Inspired by Congress leaders like Mudividu Krishna Rao, foreign clothes were burnt and Ramachandra Rao who was selling foreign goods in his shop pushed the entire cart into flames.
Congress Office was opened at Lansdowne Building under the leadership of Ramachandra Rao. He opened Swarajya Mandira at Tagadur in April 1919 and started his activities against conversion of untouchables. He addressed the delegates of Belgaum Congress in 1924 and his work earned appreciation from Madan Mohan Malaviya and Mahatma Gandhi.
Rao started Khaddar Sahakara Sangha at Tagadur in 1925 and helped scores of villagers to earn their livelihood. The agitations he conducted to eradicate untouchability by taking Dalits to the temple of Gunja Narasimhaswamy Temple at T. Narasipur was a notable event. He launched a movement to help Kaniyar community to overcome social evils. He also started ‘Kaniyar Patrike’ which was later banned.

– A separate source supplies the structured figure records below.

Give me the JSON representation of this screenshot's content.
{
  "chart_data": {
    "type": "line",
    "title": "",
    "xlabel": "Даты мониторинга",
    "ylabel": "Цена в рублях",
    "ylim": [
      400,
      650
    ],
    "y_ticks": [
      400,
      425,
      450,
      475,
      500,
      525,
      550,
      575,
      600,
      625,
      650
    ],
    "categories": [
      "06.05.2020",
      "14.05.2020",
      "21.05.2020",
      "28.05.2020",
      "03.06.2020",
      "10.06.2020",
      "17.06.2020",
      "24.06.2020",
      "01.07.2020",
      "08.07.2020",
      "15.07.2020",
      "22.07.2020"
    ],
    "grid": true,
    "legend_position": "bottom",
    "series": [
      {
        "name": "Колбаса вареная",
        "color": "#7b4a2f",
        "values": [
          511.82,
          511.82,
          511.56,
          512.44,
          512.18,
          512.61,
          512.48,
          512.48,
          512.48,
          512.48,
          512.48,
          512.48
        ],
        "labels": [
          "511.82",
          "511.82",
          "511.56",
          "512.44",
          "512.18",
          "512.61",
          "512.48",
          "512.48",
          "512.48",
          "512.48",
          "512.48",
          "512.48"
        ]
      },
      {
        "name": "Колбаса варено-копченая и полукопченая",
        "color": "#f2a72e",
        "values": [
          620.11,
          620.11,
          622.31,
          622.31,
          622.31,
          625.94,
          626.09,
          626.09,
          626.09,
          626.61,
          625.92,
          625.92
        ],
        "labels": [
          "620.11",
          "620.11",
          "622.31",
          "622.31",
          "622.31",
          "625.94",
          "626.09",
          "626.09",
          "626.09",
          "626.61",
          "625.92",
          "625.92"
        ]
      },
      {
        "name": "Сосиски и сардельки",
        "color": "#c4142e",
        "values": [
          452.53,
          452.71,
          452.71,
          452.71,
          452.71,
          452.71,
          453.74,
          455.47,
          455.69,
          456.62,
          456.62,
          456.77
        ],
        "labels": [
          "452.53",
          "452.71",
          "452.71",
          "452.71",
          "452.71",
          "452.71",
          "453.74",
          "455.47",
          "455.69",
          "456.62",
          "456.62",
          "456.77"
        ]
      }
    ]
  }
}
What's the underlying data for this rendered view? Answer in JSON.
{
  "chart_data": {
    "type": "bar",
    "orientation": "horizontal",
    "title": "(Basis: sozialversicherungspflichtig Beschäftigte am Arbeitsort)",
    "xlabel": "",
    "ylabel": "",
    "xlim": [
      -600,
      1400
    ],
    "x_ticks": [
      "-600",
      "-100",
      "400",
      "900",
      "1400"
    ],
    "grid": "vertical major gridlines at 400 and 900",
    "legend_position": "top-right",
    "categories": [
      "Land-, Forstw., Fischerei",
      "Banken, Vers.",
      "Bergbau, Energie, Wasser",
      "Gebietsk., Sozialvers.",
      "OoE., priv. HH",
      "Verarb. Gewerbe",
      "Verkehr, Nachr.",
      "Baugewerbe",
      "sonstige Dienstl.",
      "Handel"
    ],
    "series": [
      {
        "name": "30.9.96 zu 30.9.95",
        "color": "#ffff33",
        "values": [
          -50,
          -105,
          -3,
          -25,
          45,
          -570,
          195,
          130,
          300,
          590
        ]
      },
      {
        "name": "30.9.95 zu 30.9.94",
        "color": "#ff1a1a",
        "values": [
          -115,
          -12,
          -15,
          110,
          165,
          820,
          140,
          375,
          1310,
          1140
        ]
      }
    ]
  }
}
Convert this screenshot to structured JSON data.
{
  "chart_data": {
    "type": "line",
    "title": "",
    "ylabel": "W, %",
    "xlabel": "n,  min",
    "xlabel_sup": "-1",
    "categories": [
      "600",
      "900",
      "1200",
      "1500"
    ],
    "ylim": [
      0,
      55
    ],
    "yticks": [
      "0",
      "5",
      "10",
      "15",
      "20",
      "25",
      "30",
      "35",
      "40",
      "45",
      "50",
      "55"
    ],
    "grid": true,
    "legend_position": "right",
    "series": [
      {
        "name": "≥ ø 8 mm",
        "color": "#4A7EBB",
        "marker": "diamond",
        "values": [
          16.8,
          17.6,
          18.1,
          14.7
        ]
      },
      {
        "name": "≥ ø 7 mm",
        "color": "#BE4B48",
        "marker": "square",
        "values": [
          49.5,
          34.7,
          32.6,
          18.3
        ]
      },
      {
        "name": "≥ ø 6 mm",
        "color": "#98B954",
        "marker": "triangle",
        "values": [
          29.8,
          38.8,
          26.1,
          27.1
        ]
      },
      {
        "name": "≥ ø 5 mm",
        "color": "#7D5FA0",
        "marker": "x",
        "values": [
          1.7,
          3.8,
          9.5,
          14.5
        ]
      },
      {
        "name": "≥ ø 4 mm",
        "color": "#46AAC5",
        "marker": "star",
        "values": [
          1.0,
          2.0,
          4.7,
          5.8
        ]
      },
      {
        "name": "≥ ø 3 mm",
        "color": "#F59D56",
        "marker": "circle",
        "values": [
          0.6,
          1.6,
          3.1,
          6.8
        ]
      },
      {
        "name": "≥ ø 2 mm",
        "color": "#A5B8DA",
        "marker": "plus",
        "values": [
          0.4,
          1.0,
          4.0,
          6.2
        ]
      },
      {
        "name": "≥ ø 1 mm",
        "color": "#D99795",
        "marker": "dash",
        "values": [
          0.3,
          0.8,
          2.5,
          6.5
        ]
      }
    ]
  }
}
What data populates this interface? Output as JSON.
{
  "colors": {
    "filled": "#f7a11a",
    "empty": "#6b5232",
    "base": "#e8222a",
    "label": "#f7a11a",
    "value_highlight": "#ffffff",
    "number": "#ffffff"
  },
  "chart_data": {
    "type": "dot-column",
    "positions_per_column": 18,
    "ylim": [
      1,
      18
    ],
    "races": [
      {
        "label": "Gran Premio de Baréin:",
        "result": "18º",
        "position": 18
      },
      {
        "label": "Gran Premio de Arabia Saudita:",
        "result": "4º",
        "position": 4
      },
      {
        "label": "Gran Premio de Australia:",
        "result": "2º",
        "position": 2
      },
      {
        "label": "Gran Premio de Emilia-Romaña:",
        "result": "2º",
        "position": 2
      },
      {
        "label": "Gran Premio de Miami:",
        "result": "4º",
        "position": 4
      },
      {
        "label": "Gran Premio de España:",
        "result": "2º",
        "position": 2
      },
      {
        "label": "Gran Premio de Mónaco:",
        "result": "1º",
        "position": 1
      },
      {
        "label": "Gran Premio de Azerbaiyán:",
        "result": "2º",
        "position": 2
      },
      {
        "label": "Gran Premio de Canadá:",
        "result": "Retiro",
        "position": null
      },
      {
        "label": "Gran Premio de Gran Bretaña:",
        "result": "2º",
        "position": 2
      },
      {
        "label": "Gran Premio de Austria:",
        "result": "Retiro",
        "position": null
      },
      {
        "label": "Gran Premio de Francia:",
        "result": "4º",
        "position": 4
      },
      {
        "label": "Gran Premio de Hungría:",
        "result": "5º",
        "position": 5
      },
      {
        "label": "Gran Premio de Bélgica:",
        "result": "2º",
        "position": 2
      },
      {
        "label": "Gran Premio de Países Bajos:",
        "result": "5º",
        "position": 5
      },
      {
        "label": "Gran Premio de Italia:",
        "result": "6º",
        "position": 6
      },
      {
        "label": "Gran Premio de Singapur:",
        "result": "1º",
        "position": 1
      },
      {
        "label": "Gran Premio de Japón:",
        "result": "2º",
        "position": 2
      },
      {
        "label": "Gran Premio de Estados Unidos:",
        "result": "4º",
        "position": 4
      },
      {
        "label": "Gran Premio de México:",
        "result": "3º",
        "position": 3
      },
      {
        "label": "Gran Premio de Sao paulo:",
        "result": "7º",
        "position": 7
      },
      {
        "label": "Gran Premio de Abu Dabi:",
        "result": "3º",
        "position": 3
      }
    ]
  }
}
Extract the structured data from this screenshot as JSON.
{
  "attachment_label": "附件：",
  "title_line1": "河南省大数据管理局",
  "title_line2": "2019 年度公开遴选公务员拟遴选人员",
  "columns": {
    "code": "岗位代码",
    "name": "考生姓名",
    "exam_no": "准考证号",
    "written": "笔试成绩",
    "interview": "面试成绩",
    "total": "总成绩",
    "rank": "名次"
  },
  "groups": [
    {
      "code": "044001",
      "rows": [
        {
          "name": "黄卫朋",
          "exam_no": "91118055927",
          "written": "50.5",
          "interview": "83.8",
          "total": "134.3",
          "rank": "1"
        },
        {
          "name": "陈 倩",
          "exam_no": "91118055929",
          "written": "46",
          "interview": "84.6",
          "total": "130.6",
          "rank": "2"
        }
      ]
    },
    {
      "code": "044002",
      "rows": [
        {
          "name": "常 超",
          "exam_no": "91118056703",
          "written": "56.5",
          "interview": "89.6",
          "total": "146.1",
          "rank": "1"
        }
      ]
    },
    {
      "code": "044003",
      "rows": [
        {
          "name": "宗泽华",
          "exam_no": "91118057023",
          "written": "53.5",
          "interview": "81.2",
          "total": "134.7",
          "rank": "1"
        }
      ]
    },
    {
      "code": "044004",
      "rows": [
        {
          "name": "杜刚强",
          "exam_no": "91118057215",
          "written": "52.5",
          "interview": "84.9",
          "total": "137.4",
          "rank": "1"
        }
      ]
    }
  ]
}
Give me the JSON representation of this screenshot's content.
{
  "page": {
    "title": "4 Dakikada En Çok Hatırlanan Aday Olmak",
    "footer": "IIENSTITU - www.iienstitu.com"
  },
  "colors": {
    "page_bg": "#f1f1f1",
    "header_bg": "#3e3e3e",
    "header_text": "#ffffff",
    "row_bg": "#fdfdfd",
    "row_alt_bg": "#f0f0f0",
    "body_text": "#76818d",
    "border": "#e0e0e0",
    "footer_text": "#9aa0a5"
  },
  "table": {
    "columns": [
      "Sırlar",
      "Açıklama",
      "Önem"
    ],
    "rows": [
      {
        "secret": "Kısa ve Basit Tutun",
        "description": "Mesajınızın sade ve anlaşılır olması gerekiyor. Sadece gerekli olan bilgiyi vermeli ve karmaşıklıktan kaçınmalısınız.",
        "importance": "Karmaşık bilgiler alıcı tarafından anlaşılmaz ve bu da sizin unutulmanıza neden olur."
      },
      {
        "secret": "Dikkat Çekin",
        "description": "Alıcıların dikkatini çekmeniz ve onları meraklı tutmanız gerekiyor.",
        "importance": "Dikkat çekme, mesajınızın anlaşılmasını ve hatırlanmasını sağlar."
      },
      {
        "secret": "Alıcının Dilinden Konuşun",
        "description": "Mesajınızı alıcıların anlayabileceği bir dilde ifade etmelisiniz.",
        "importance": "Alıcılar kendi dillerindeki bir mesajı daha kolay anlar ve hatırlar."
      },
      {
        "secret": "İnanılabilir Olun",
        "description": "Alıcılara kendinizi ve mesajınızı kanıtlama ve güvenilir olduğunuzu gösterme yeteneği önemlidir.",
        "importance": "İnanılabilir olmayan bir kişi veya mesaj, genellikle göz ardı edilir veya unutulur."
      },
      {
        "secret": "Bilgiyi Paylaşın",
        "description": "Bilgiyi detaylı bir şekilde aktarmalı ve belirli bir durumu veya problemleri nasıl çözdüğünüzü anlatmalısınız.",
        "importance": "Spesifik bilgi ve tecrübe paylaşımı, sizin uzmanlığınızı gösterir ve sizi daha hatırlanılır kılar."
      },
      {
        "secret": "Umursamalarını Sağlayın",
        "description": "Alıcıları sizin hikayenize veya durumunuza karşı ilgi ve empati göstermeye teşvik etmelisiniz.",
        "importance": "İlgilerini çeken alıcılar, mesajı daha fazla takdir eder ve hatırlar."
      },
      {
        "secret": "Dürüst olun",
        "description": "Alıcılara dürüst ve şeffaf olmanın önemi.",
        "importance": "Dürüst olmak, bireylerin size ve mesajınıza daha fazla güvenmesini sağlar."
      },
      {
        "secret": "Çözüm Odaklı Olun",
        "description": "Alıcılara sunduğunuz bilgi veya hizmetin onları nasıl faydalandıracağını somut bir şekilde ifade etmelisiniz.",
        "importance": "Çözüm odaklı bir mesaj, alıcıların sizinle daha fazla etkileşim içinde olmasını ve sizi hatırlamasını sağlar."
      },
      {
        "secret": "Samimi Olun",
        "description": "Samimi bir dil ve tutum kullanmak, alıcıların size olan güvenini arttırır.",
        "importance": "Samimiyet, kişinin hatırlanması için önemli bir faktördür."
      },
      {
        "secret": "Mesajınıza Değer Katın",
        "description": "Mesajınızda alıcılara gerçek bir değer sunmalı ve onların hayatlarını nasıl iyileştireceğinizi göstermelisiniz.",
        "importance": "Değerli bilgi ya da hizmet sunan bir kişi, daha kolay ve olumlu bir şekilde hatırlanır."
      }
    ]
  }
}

During the visit of Simon Commission, Rao published a booklet ‘Simon Commissionnige Dhikkara’ and addressed a rally and for this, he was jailed for 15 days.
He influenced Mahatma Gandhi to visit Tagadur and Badanavalu on Jan. 5, 1934. There, Gandhiji addressed meetings advocating eradication of untouchability and raised contributions for Harijana Fund. Rao organised a movement to relieve untouchables of their loan commitments. Retired IGP Amble Subrahmanya Iyer helped him.
Rao also participated in Quit India Movement and in 1933 he founded a Ganapathi temple at Harijanakeri of Tagadur. The deity is named ‘Asprishyata Nivaraka Vidya Ganapathy’ and the idol was carved by Sthapati Siddhalinga Swamy.
Some of the movements Rao initiated are cow protection movement and anti-conversion drive. He was instrumental in providing education to Dalits. He published an autobiography “Nanna Alilu Seve.”
Though he could have become a Minister in Mysore State after the freedom struggle, he was not attracted by power. He opted for a quiet life with his children and grandchildren.